Enquanto Caraveckio apanhava e segurava um extenso pergaminho com as duas mãos, ecoando todas as acusações listadas que determinava a sentença das Demdike, a garota se desmoronou ajoelhada sobre a lama, esmurrou o solo úmido querendo perfurá-lo por arrependimento, respingou a terra em seu rosto conforme vociferava e clamou por perdão em responsabilidade pelo finamento da família.

Era apenas uma criança perdida em suas decisões e devido a isso, encaminhou a sua parentela inteira destinada aos braços da morte.

— Embora nos joguem em covas ou nos queimem após o último suspiro, seremos sementes e brotaremos como raízes firmes pela nossa Mãe Terra! Comemorem enquanto há tempo, família Gregori! Nem o seu Deus será capaz de salvar — pálido, similar a um cadáver, o bispo entortou os lábios em fel⁵, ciente que as seguintes palavras viriam análogas a uma adaga.

Caraveckio chacoalhou o pergaminho com a mão, demonstrando fúria e medo.

Sem dúvidas considerava que algo estranho viria em sequência das incriminações listadas por ele e os demais membros da cúpula católica de Lancashire.

— Cale-se, bruxa imunda! Não ouse afrontar os discípulos do Pai! — interrompeu-na aos gritos roucos, chocando o povo atento. — Queimem no mais profundo inferno!

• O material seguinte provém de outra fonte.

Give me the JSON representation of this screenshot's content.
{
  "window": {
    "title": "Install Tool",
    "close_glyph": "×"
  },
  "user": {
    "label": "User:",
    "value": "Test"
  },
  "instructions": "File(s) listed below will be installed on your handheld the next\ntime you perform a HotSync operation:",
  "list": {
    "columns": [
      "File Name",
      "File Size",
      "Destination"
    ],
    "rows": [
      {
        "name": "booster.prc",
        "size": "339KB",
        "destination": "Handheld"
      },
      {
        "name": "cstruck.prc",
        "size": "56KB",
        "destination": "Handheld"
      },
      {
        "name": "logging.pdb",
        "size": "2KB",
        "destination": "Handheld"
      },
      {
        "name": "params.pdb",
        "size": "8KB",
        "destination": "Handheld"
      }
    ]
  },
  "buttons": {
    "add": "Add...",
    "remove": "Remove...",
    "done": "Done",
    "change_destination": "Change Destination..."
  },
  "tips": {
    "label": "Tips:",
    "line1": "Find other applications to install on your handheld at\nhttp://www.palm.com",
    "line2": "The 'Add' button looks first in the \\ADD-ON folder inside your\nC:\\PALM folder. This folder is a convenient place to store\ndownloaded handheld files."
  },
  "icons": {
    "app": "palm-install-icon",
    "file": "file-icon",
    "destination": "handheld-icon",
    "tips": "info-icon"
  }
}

Enforquem as malditas servas do Diabo, agora!

SALVE O BISPO! SALVE O SENHOR DEUS E JESUS CRISTO! — a população vibrou em conjunto.

O bispo, degradado a um dos dedos tortos e necrosados em decorrência de uma bactéria, apontou para a corda da matriarca e determinou ao carrasco que aguardava ansioso para sujar as mãos com as vidas a serem ceifadas.

Porém, a tragédia em família fora marcada por algo apavorante e dito pela grande e poderosa anciã.

Enquanto a idosa ditava as últimas palavras, em coro, as demais bruxas de Pendle entoaram uma bela canção:

Caso o céu tornar-se escuro,

Saberão que sobreveio a hora da minha partida,

E assim, renascerei em ares.

Arrebatada até os confins do mundo (...)

Ao puxarem a precedente corda de uma das bruxas, o canto perdeu sua primeira voz, prosseguindo das demais que partiam sufocadas, distantes do chão.

Silenciando em sequência cada uma que harmonizou o belo cântico, por fim, chegou em Elizabeth, na qual findou o vazio:

— Em nome da imponente Madre Mortem, aqui presente e coberta em pérolas de lágrimas oriundas do altar anil, eu, Elizabeth Southerns Demdike, amaldiçoo todos os filhos homens sanguíneos da linhagem Nowell, Chattox e Gregori.

Todos os homens presentes e responsáveis pela decisão no assassinato das curandeiras, esbravejaram e ergueram-se dos imponentes tronos de prata perante fúria para que cessassem as palavras da anciã, antes de concluir a condenação dos tempos.

— Até o último descendente masculino que ousar desencontrar a paz. Assim seja, Madre Mortem — selou a emissão.

Os homens da cúpula de Lancashire falharam por não impedirem a maldição emitida. Superior à sentença sobre as bruxas, declarando o poder das mulheres proclamadas pelo universo.

Não era o fim das Demdike e nem das demais linhagens amaldiçoadas. A igreja igualmente choraria sangue como castigo.

Conforme Elizabeth assegurou: "seremos sementes e brotaremos como raízes firmes pela nossa Mãe Terra".

Ao ultrapassar séculos, lá encontravam-se eles, pondo um término em todo o rancor, convertendo cinzas em pétalas.

Talvez, a condenação pudesse ser rompida em um futuro ato de aliança entre rivais, um sentimento mais profundo que o ódio na qual motivou a desgraça. Uma provável reparação.

E assim, o cálice seria derramado, os vitrais iluminariam corpos de dois amantes que um dia decidiram pôr um ponto final em conflitos antepassados.

Nada se assemelharia a antes. Tudo se transmutaria coincidente à lua em suas fases, até o último bater das asas de uma borboleta calar todos os santos.

¹Gelatto: A palavra italiana é traduzida para o português como "Sorvete", mas elas são usadas tanto pela gastronomia quanto pelo 'marketing' para falar, ou intuir alimentos diferentes;

²Juíz da Paz: Os Juízes da Paz são juízes leigos competentes para, na forma da lei, celebrar casamentos, verificar processos de habilitação, sem, contudo, ter caráter jurisdicional;

³Ínfera: Que fica por baixo. O mesmo que inferior;

⁴Patíbulo: Cadafalso; um palanque ou estrutura de madeira que se usava para executar os condenados à morte;

⁵Fel: Expressão de amargor, de sabor amargo, azedo; azedume. [Figurado] Comportamento, sentimento ou estado de espírito que denota amargura; ressentimento.